Struck with two poison arrows, this 45-year-old bull elephant faced a slow and painful death without intervention. Luckily, he was observed limping through Tsavo National Park in Kenya by a pilot from The David Sheldrick Wildlife Trust (DSWT) – which operates ten de-snaring teams in the region – who called in ground teams to treat him. After a dramatic and successful operation that involved a helicopter, fixed wing aircraft and numerous vehicles, he’s on the mend.

The elephant was initially observed late evening of 22 July 2018 as daylight was fading, making any operation to treat him at night too dangerous. Early next morning, DSWT pilots flew a Kenya Wildlife Service (KWS) vet to the scene while ground teams prepared for the challenging operation in dense bush, which limited access and visibility for the rescuers.

The elephant is doused with water to keep him cool during treatment


The elephant was moved out of thick bush and into a clearing where he was darted by the vet from a DSWT helicopter hovering above, ensuring the team could have enough space and time to treat the elephant. Once sedated, the vet cleaned the animal’s first wound, cutting away rotten flesh destroyed by the arrow’s poison, before rolling the huge elephant over with a road grader so they could access the second wound on the other side of his body.

It took one hour to treat his wounds, and after administering long-acting antibiotics and a revival drug, the elephant was soon back on his feet.


Vets clean the sedated elephant bull's wound



Says Rob Brandford, Executive Director of the DSWT: “Without urgent treatment, this elephant would have died a very painful and slow death. As we celebrate World Elephant Day, we are reminded that every day across Africa, we are losing elephants to poachers and conflict with humans and that every individual matters.”

World Elephant Day, celebrated on 12th August 2018, aims to bring the world together to help elephants and raise awareness of the threats facing the species.

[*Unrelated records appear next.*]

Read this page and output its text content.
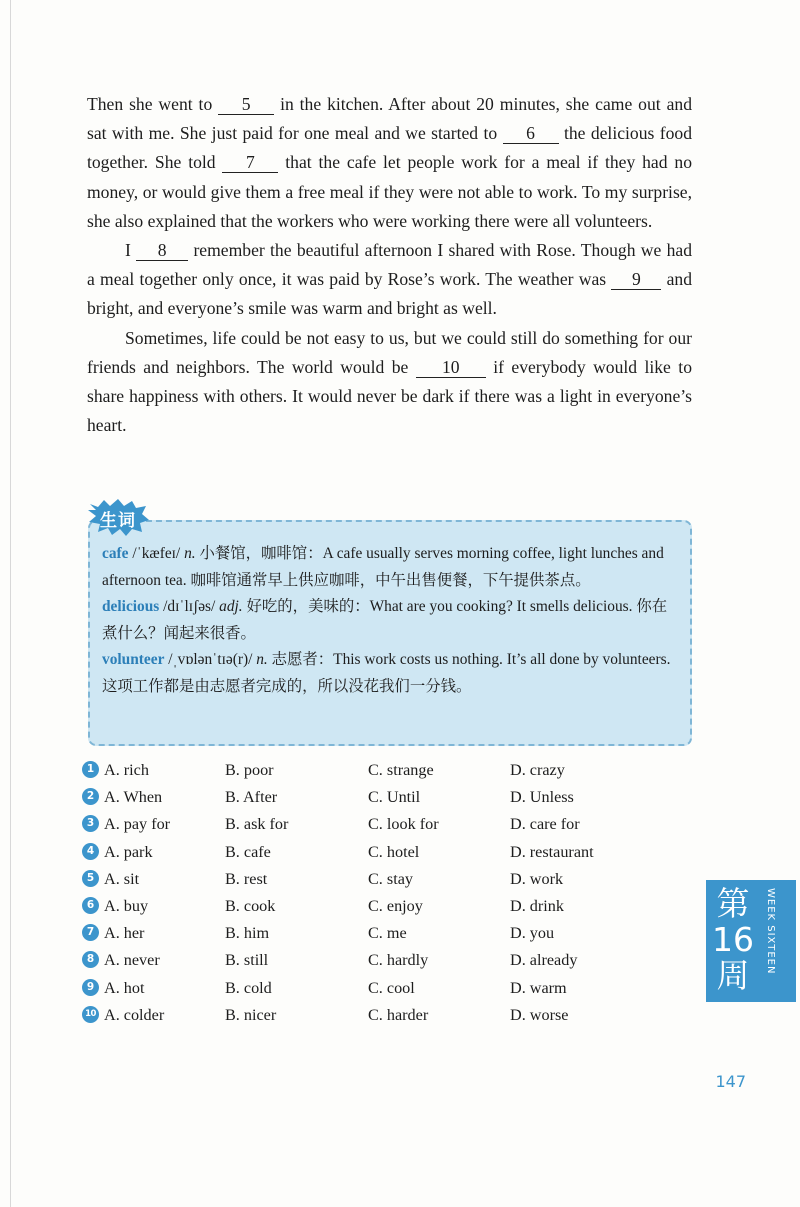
Then she went to 5 in the kitchen. After about 20 minutes, she came out and sat with me. She just paid for one meal and we started to 6 the delicious food together. She told 7 that the cafe let people work for a meal if they had no money, or would give them a free meal if they were not able to work. To my surprise, she also explained that the workers who were working there were all volunteers.

I 8 remember the beautiful afternoon I shared with Rose. Though we had a meal together only once, it was paid by Rose’s work. The weather was 9 and bright, and everyone’s smile was warm and bright as well.

Sometimes, life could be not easy to us, but we could still do something for our friends and neighbors. The world would be 10 if everybody would like to share happiness with others. It would never be dark if there was a light in everyone’s heart.

生词

cafe /ˈkæfeɪ/ n. 小餐馆，咖啡馆：A cafe usually serves morning coffee, light lunches and afternoon tea. 咖啡馆通常早上供应咖啡，中午出售便餐，下午提供茶点。

delicious /dɪˈlɪʃəs/ adj. 好吃的，美味的：What are you cooking? It smells delicious. 你在煮什么？闻起来很香。

volunteer /ˌvɒlənˈtɪə(r)/ n. 志愿者：This work costs us nothing. It’s all done by volunteers. 这项工作都是由志愿者完成的，所以没花我们一分钱。

1 A. rich	B. poor	C. strange	D. crazy
2 A. When	B. After	C. Until	D. Unless
3 A. pay for	B. ask for	C. look for	D. care for
4 A. park	B. cafe	C. hotel	D. restaurant
5 A. sit	B. rest	C. stay	D. work
6 A. buy	B. cook	C. enjoy	D. drink
7 A. her	B. him	C. me	D. you
8 A. never	B. still	C. hardly	D. already
9 A. hot	B. cold	C. cool	D. warm
10 A. colder	B. nicer	C. harder	D. worse
第
16
周
WEEK SIXTEEN
147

An aerial census estimated Africa’s elephant population to be around 400,000 individuals, with 144,000 elephants lost to ivory poaching and habitat destruction in less than a decade.


The elephant's wound is packed with green clay to aid healing and prevent infection


Tsavo National Park is a safe haven for Kenya’s wildlife and home to more than 12,000 elephants – Kenya’s largest single population. Safeguarding this wilderness in support of the Kenya Wildlife Service is The David Sheldrick Wildlife Trust, East Africa’s oldest and most pioneering conservation charity. Their operations, which include de-snaring teams, aerial surveillance and a sniffer dog squad, patrol to stop wildlife crimes in the protected area, prevent habitat loss and work with communities to prevent human-elephant conflict – a growing threat to elephants across Africa. They also operate five mobile veterinary units across Kenya in partnership with the KWS, including in Tsavo.

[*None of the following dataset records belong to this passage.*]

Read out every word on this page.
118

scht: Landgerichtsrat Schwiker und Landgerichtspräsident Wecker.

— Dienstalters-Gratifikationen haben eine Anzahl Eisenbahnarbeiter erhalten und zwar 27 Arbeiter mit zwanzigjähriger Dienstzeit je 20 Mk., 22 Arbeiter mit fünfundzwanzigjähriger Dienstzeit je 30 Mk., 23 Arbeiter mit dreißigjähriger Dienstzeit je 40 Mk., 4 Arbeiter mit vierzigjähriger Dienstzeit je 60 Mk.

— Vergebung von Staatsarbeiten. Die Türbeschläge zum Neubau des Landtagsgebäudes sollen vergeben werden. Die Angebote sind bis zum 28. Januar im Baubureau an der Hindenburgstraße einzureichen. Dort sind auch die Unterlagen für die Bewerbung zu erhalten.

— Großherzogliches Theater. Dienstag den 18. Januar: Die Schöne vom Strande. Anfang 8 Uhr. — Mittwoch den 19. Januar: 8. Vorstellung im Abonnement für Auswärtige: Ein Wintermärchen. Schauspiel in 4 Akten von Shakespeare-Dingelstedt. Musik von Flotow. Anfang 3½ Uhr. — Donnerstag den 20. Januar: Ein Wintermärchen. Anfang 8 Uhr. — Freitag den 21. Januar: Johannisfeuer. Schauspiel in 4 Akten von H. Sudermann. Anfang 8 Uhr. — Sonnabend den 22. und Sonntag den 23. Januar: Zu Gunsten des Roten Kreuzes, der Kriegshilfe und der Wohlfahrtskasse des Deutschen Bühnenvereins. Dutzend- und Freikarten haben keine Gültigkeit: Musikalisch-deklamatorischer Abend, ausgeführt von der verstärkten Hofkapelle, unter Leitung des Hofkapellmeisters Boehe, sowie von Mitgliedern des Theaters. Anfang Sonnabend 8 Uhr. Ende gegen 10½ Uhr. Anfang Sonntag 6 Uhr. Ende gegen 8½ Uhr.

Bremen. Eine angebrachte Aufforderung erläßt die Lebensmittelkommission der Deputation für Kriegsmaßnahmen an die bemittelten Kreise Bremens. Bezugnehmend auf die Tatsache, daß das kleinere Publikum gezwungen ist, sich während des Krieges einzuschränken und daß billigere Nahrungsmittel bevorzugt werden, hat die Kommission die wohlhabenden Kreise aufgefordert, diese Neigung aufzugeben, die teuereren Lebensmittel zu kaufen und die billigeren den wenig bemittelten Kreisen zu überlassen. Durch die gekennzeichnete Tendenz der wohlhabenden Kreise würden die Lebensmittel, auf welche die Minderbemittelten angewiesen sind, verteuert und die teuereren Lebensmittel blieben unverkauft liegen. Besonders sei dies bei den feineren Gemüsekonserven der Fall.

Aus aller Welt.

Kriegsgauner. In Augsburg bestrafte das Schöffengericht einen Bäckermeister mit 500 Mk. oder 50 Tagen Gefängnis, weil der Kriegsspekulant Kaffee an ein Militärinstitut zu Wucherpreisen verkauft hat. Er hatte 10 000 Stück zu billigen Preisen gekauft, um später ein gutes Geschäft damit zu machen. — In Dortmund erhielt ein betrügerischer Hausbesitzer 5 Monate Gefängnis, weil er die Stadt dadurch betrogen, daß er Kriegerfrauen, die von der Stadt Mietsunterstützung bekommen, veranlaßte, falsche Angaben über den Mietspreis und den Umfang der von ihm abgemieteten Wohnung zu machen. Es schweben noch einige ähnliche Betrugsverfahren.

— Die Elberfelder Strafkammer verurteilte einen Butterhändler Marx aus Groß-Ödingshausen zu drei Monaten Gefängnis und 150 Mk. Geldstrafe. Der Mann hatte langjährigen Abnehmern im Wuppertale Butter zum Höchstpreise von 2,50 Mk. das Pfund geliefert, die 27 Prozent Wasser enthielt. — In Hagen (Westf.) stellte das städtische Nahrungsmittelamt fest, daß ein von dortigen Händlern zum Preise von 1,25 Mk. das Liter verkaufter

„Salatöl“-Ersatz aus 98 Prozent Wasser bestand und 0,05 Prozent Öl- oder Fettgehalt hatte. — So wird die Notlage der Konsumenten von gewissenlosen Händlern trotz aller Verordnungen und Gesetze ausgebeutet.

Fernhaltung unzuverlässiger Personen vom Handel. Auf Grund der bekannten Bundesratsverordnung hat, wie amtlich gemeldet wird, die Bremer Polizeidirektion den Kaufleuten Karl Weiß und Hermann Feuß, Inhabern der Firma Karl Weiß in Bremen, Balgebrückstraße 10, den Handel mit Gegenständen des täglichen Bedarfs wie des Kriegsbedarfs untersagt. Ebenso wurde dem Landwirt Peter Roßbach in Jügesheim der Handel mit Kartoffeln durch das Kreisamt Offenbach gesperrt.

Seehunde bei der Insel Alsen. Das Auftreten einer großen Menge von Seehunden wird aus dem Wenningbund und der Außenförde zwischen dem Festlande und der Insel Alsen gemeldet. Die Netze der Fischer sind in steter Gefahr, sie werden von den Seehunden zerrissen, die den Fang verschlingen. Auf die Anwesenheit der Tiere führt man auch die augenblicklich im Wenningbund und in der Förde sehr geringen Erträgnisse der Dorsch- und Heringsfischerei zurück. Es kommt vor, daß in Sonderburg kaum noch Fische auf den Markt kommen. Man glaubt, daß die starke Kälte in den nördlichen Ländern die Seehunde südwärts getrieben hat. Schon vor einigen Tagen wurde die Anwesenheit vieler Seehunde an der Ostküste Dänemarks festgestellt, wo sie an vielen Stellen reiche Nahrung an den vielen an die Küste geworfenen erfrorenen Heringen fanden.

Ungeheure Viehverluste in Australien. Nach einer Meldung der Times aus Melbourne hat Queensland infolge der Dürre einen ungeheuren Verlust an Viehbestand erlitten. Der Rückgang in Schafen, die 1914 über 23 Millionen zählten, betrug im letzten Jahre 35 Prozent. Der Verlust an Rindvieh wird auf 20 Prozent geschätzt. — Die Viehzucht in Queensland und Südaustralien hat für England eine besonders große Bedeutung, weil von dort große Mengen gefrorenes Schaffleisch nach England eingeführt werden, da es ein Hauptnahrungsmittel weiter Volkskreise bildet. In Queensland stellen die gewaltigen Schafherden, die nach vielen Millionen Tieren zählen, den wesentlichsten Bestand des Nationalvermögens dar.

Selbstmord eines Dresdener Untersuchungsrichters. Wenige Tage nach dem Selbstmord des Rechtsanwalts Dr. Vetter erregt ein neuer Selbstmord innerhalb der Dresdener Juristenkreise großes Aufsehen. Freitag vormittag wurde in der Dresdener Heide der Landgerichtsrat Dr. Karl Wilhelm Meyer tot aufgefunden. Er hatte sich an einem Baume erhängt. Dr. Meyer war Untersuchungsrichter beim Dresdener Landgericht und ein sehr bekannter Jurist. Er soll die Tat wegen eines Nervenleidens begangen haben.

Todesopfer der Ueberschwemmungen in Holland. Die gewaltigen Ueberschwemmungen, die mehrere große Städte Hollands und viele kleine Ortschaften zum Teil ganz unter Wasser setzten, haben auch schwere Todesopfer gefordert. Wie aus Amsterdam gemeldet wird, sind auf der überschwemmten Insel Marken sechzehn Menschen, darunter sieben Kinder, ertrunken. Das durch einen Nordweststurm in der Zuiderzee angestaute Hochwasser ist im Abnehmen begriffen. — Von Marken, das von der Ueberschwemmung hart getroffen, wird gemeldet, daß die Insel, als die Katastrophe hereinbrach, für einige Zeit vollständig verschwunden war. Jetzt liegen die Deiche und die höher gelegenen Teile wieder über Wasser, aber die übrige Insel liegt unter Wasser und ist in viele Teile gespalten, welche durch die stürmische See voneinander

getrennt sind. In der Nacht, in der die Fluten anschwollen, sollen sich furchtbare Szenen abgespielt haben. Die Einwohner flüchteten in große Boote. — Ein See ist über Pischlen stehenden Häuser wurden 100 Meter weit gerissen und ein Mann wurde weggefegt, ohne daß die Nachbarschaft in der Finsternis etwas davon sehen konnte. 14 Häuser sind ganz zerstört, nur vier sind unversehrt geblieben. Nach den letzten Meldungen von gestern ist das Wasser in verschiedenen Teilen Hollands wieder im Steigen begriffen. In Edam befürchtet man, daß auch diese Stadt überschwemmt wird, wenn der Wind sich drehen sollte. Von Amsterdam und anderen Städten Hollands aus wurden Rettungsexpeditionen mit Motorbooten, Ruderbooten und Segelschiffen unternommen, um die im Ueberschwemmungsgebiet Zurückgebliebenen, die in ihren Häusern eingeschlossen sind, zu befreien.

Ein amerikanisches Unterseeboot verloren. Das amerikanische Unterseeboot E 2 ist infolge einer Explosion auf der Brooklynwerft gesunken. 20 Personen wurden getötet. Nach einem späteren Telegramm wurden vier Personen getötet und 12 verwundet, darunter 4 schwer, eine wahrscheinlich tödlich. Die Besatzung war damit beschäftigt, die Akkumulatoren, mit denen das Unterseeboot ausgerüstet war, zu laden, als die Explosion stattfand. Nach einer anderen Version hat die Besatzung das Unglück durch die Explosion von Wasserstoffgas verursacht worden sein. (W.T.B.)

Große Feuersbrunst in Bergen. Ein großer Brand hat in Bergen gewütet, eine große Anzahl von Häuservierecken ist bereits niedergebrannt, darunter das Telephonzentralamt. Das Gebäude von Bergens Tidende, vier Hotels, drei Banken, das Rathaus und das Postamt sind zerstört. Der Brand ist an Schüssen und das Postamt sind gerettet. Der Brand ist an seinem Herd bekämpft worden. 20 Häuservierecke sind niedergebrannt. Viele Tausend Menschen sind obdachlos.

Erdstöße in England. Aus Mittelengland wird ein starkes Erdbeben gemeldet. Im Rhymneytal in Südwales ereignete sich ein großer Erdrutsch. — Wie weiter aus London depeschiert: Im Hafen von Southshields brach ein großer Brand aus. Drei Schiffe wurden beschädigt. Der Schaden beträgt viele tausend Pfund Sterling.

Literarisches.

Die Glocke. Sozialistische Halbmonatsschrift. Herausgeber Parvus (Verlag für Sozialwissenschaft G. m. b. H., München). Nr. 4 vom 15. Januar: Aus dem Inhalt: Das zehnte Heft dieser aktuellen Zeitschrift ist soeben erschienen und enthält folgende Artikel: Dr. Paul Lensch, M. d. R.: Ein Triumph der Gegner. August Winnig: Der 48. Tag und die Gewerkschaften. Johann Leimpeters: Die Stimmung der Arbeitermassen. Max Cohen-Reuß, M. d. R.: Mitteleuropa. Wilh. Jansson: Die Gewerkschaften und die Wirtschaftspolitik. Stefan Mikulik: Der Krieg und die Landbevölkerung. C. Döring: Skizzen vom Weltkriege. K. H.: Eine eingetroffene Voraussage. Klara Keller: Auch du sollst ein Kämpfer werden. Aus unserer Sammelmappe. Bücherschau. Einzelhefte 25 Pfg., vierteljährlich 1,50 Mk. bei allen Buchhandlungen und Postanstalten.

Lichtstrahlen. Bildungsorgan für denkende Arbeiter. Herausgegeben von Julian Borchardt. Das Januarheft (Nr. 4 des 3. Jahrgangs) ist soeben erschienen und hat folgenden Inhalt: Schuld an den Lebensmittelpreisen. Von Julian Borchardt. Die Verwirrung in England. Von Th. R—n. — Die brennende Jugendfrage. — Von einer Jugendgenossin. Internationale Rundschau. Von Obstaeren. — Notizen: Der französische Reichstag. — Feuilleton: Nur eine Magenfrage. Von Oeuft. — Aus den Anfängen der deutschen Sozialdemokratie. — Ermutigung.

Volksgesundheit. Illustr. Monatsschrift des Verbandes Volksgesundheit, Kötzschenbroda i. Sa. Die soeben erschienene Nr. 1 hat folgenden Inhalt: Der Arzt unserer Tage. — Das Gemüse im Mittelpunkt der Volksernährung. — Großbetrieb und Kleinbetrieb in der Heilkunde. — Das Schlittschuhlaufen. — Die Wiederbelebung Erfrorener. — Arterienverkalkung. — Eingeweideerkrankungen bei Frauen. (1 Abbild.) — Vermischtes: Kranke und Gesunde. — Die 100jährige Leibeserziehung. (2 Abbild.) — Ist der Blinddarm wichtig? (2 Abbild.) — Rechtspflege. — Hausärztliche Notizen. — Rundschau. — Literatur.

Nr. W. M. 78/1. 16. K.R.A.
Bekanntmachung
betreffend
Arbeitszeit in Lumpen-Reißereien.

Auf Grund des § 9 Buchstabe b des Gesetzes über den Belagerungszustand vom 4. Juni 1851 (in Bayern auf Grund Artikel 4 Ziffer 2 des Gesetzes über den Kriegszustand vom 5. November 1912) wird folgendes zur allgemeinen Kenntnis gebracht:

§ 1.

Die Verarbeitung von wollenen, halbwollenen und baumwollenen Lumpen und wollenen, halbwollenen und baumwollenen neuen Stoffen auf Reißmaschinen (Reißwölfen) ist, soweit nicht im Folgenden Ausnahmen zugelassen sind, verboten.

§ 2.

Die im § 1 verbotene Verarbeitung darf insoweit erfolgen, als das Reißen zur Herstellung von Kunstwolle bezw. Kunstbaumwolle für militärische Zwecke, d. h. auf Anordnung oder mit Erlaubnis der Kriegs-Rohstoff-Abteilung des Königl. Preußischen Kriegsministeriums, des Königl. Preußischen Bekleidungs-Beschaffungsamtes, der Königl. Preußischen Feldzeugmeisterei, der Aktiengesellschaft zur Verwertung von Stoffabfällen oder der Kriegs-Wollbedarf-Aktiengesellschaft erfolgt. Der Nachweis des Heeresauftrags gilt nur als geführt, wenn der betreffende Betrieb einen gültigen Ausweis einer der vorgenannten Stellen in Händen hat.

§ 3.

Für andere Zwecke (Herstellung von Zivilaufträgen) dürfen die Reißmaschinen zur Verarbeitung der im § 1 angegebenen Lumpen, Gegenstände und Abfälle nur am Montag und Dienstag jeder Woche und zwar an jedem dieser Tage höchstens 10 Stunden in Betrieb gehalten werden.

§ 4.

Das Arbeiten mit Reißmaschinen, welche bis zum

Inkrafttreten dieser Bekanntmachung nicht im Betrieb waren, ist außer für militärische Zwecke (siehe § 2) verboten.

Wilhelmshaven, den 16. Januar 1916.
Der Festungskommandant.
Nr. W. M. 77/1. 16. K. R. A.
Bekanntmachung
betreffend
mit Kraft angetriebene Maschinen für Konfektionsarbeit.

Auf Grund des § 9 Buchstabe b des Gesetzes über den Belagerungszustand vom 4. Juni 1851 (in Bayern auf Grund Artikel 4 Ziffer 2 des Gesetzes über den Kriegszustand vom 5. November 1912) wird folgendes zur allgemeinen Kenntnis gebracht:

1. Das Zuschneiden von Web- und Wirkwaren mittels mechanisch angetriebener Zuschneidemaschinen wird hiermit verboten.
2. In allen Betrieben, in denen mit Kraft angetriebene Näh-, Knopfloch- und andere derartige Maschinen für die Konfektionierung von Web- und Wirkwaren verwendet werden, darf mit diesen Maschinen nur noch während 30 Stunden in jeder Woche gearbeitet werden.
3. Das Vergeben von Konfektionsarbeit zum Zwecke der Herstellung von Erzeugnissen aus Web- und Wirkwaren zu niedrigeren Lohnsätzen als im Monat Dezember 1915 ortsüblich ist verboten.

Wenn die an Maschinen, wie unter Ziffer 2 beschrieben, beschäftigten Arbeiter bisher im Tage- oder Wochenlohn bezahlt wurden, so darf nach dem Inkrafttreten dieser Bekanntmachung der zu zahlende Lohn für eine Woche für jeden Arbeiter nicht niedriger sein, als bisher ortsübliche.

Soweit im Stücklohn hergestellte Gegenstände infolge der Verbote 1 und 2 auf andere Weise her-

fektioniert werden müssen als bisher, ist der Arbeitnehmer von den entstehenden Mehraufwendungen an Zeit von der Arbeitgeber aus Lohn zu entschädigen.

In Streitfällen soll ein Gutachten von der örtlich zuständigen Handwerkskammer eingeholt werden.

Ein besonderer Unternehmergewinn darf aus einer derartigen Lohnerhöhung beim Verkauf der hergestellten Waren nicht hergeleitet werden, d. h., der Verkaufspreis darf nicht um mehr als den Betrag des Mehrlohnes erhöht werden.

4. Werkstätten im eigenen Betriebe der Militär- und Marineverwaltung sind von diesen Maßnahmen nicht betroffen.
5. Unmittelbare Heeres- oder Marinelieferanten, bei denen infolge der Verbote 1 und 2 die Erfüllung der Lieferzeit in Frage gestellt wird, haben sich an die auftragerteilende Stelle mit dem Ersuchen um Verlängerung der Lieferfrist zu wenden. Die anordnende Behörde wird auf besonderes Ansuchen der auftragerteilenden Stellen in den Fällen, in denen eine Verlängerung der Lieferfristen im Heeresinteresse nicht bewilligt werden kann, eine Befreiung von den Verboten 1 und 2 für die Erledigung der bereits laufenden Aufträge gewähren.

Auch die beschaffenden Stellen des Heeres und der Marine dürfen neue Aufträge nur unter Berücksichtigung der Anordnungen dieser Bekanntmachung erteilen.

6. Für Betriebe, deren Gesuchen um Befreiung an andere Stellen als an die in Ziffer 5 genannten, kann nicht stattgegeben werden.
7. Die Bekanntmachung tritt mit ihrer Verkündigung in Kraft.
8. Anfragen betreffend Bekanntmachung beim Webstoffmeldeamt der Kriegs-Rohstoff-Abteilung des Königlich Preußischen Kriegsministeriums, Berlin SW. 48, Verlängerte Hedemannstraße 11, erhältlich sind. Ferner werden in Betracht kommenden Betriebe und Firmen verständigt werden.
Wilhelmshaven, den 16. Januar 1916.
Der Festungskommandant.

Arrows and spears can be used to kill elephants for their ivory, but are also used by communities to protect themselves and their property when elephants leave protected areas in search of food. It is unknown how this elephant incurred his injuries.

Adds Rob Brandford: “Humans are the root cause of so many threats facing elephants. Veterinary initiatives are one of a plethora of solutions we have in place to save this magnificent species”.